Case in point: the occupational therapist leant me a "Me Moves" dvd. There is calming music and various shots of different ages and cultures of people demonstrate the "moves" for students to follow. It involves moving your arms not to fast in various shapes--up and down, in circles, squares, alternating, and then the harder ones where your hands do different things.

It is very very difficult for my students to do anything quietly, and this calming, no-noise-necessary activity is no exception. Whenever the person on the screen would change, someone (and then everyone) felt it necessary to comment, as if we all don't have working eyes. They would shout "grandma!" "baby!" etc. When a person who looked Asian came on the screen, my students decided to shout "China". After failing to shush them, I paused the video, and told them that China is a country, and cannot be used to describe a person. China is a place, Chinese people live in China.
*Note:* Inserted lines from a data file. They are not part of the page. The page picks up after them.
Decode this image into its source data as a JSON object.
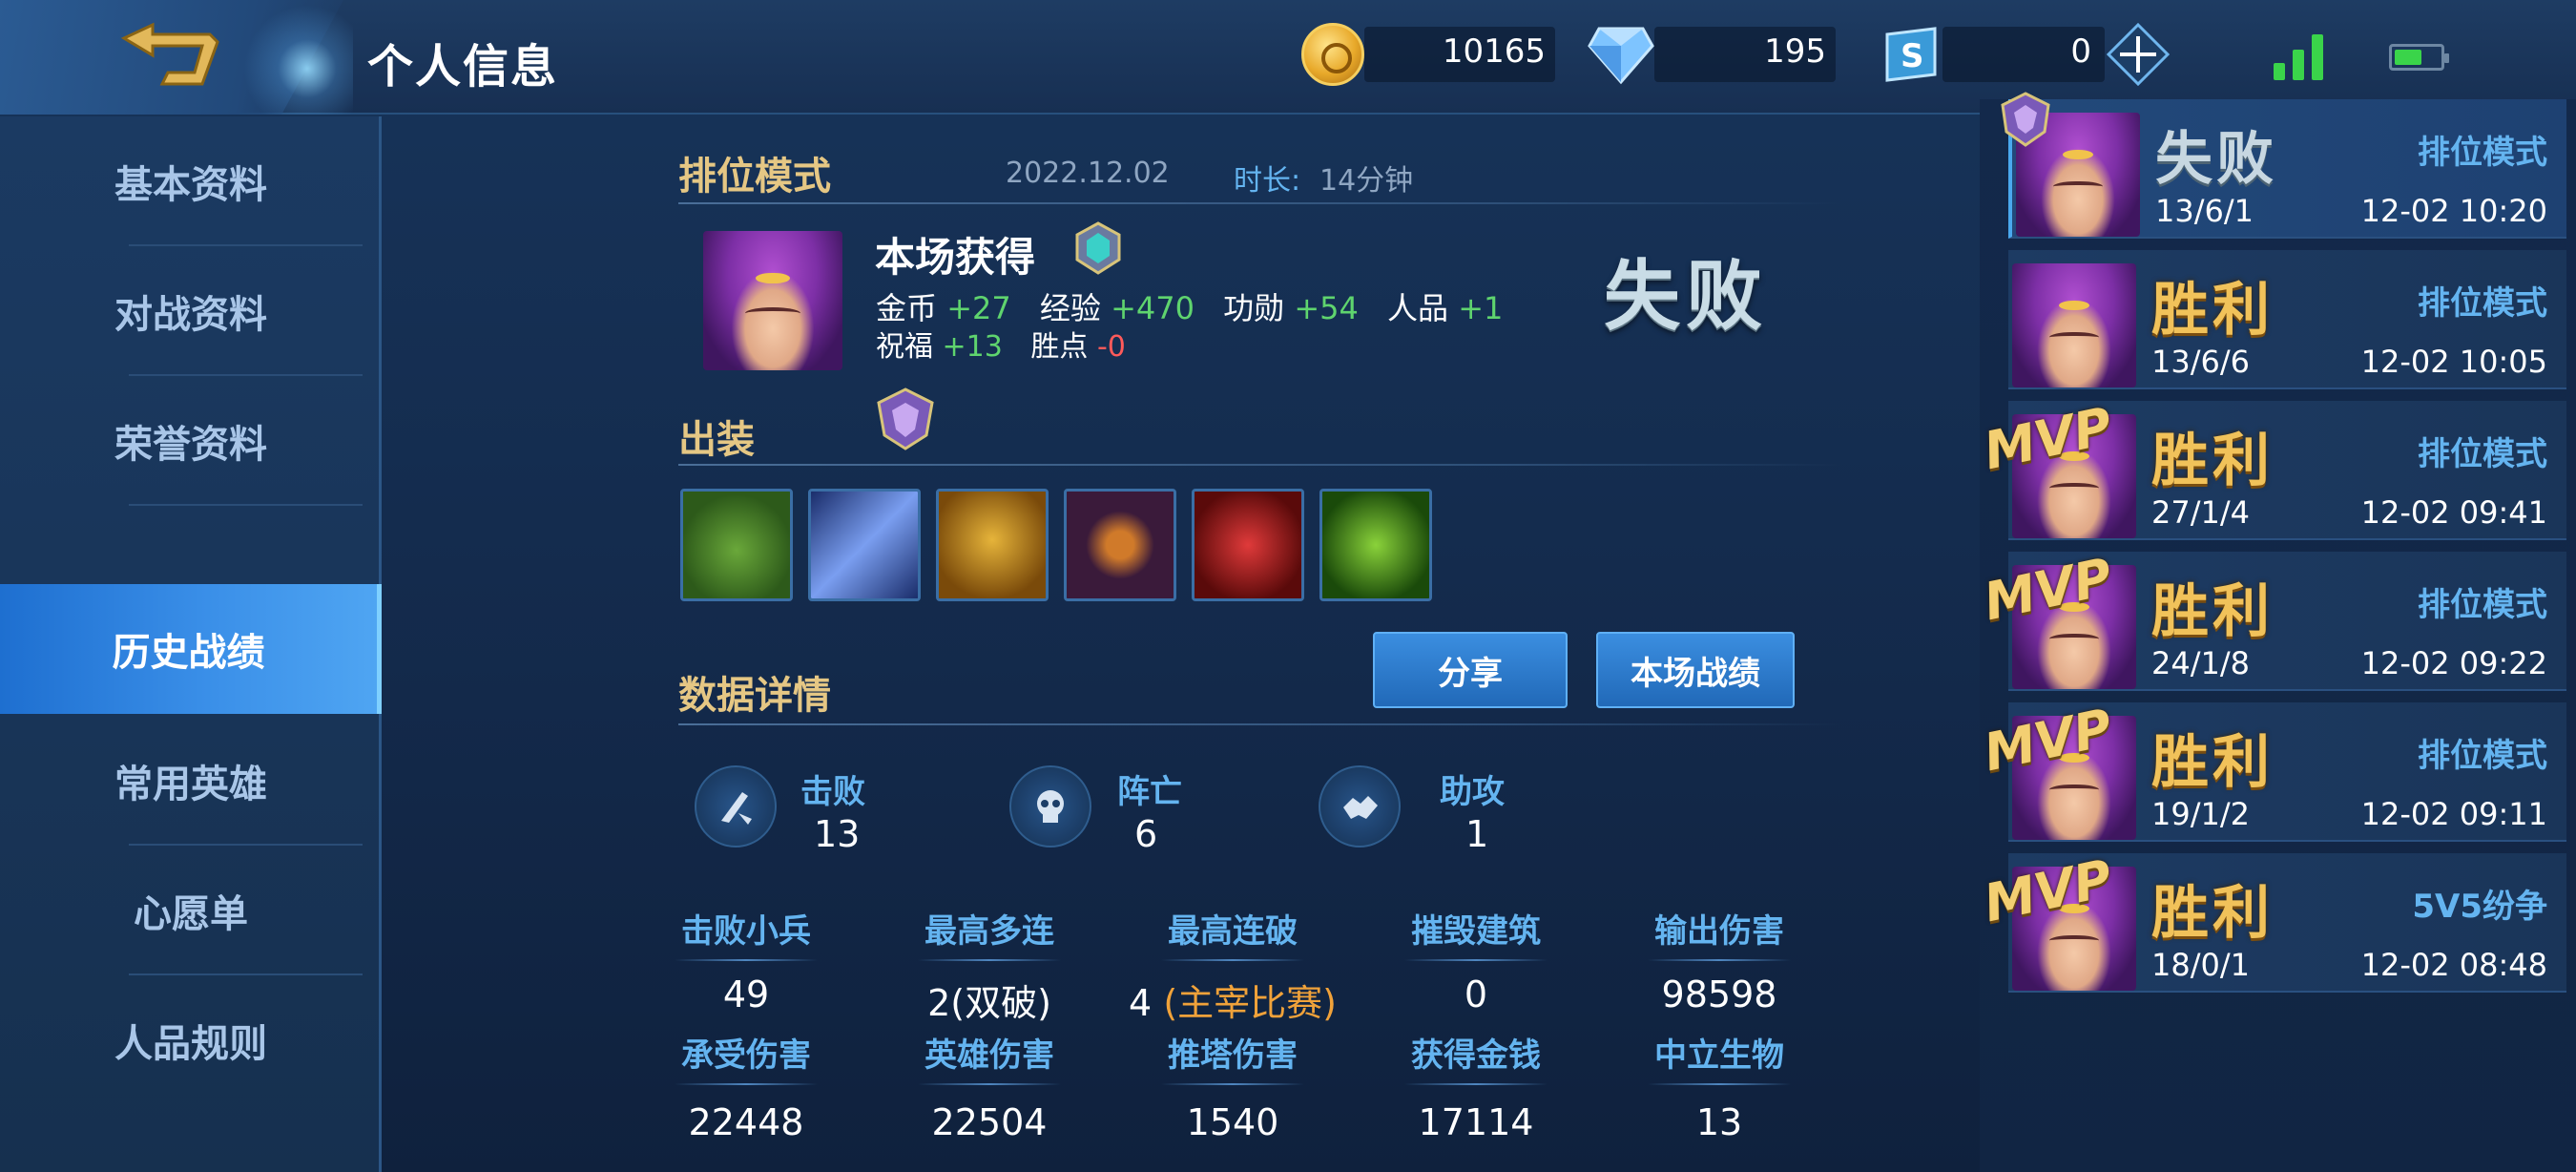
{
  "topbar": {
    "title": "个人信息",
    "back_icon": "back-arrow-icon",
    "gold": "10165",
    "diamond": "195",
    "ticket": "0",
    "plus_icon": "plus-icon",
    "signal_icon": "signal-icon",
    "battery_icon": "battery-icon",
    "battery_level": 0.6
  },
  "sidebar": {
    "items": [
      {
        "label": "基本资料"
      },
      {
        "label": "对战资料"
      },
      {
        "label": "荣誉资料"
      },
      {
        "label": "历史战绩"
      },
      {
        "label": "常用英雄"
      },
      {
        "label": "心愿单"
      },
      {
        "label": "人品规则"
      }
    ],
    "active_index": 3
  },
  "match": {
    "mode": "排位模式",
    "date": "2022.12.02",
    "duration_label": "时长:",
    "duration": "14分钟",
    "gain_title": "本场获得",
    "result": "失败",
    "rewards": {
      "gold_label": "金币",
      "gold": "+27",
      "exp_label": "经验",
      "exp": "+470",
      "merit_label": "功勋",
      "merit": "+54",
      "rp_label": "人品",
      "rp": "+1",
      "bless_label": "祝福",
      "bless": "+13",
      "winpt_label": "胜点",
      "winpt": "-0"
    }
  },
  "build": {
    "title": "出装",
    "items": [
      {
        "icon": "boots-item-icon",
        "colors": [
          "#2d5a1a",
          "#6aa83a"
        ]
      },
      {
        "icon": "blade-item-icon",
        "colors": [
          "#1a2d6a",
          "#7a9ef0"
        ]
      },
      {
        "icon": "mask-item-icon",
        "colors": [
          "#7a4a0a",
          "#e6b43a"
        ]
      },
      {
        "icon": "eye-item-icon",
        "colors": [
          "#3a1a3a",
          "#d07a2a"
        ]
      },
      {
        "icon": "claw-item-icon",
        "colors": [
          "#5a0a0a",
          "#e03a3a"
        ]
      },
      {
        "icon": "orb-item-icon",
        "colors": [
          "#1a4a0a",
          "#8ad23a"
        ]
      }
    ]
  },
  "details": {
    "title": "数据详情",
    "share_label": "分享",
    "record_label": "本场战绩",
    "kills_label": "击败",
    "kills": "13",
    "deaths_label": "阵亡",
    "deaths": "6",
    "assists_label": "助攻",
    "assists": "1",
    "row1": [
      {
        "label": "击败小兵",
        "value": "49"
      },
      {
        "label": "最高多连",
        "value": "2(双破)"
      },
      {
        "label": "最高连破",
        "value": "4",
        "extra": "(主宰比赛)"
      },
      {
        "label": "摧毁建筑",
        "value": "0"
      },
      {
        "label": "输出伤害",
        "value": "98598"
      }
    ],
    "row2": [
      {
        "label": "承受伤害",
        "value": "22448"
      },
      {
        "label": "英雄伤害",
        "value": "22504"
      },
      {
        "label": "推塔伤害",
        "value": "1540"
      },
      {
        "label": "获得金钱",
        "value": "17114"
      },
      {
        "label": "中立生物",
        "value": "13"
      }
    ]
  },
  "history": [
    {
      "result": "失败",
      "win": false,
      "mode": "排位模式",
      "kda": "13/6/1",
      "time": "12-02 10:20",
      "tag": "crest"
    },
    {
      "result": "胜利",
      "win": true,
      "mode": "排位模式",
      "kda": "13/6/6",
      "time": "12-02 10:05",
      "tag": ""
    },
    {
      "result": "胜利",
      "win": true,
      "mode": "排位模式",
      "kda": "27/1/4",
      "time": "12-02 09:41",
      "tag": "MVP"
    },
    {
      "result": "胜利",
      "win": true,
      "mode": "排位模式",
      "kda": "24/1/8",
      "time": "12-02 09:22",
      "tag": "MVP"
    },
    {
      "result": "胜利",
      "win": true,
      "mode": "排位模式",
      "kda": "19/1/2",
      "time": "12-02 09:11",
      "tag": "MVP"
    },
    {
      "result": "胜利",
      "win": true,
      "mode": "5V5纷争",
      "kda": "18/0/1",
      "time": "12-02 08:48",
      "tag": "MVP"
    }
  ]
}
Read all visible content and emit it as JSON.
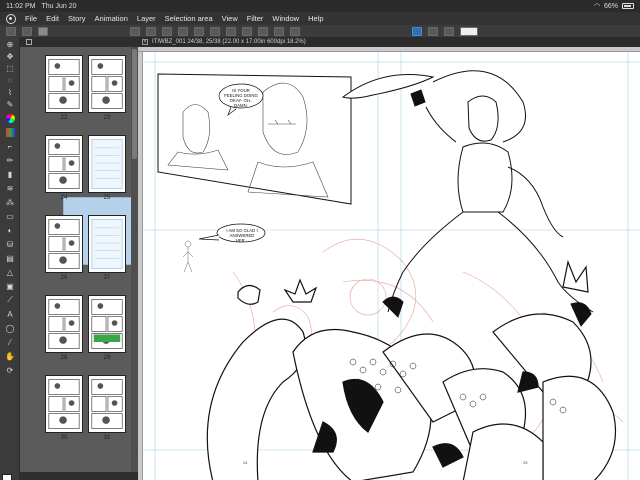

Initially, this shut them up, and we had a bit of productivity. However, now my students, when an Asian is the model on "me moves" they will say "no China, China is a country." No one even needs to try to say "China", they just jump ahead to "China is a country".

I can't get them to learn the word "gate" after saying it, gesturing to it, describing it, and using it a million times, but I say "China is a country" once, and they have that vocab down. Go figure.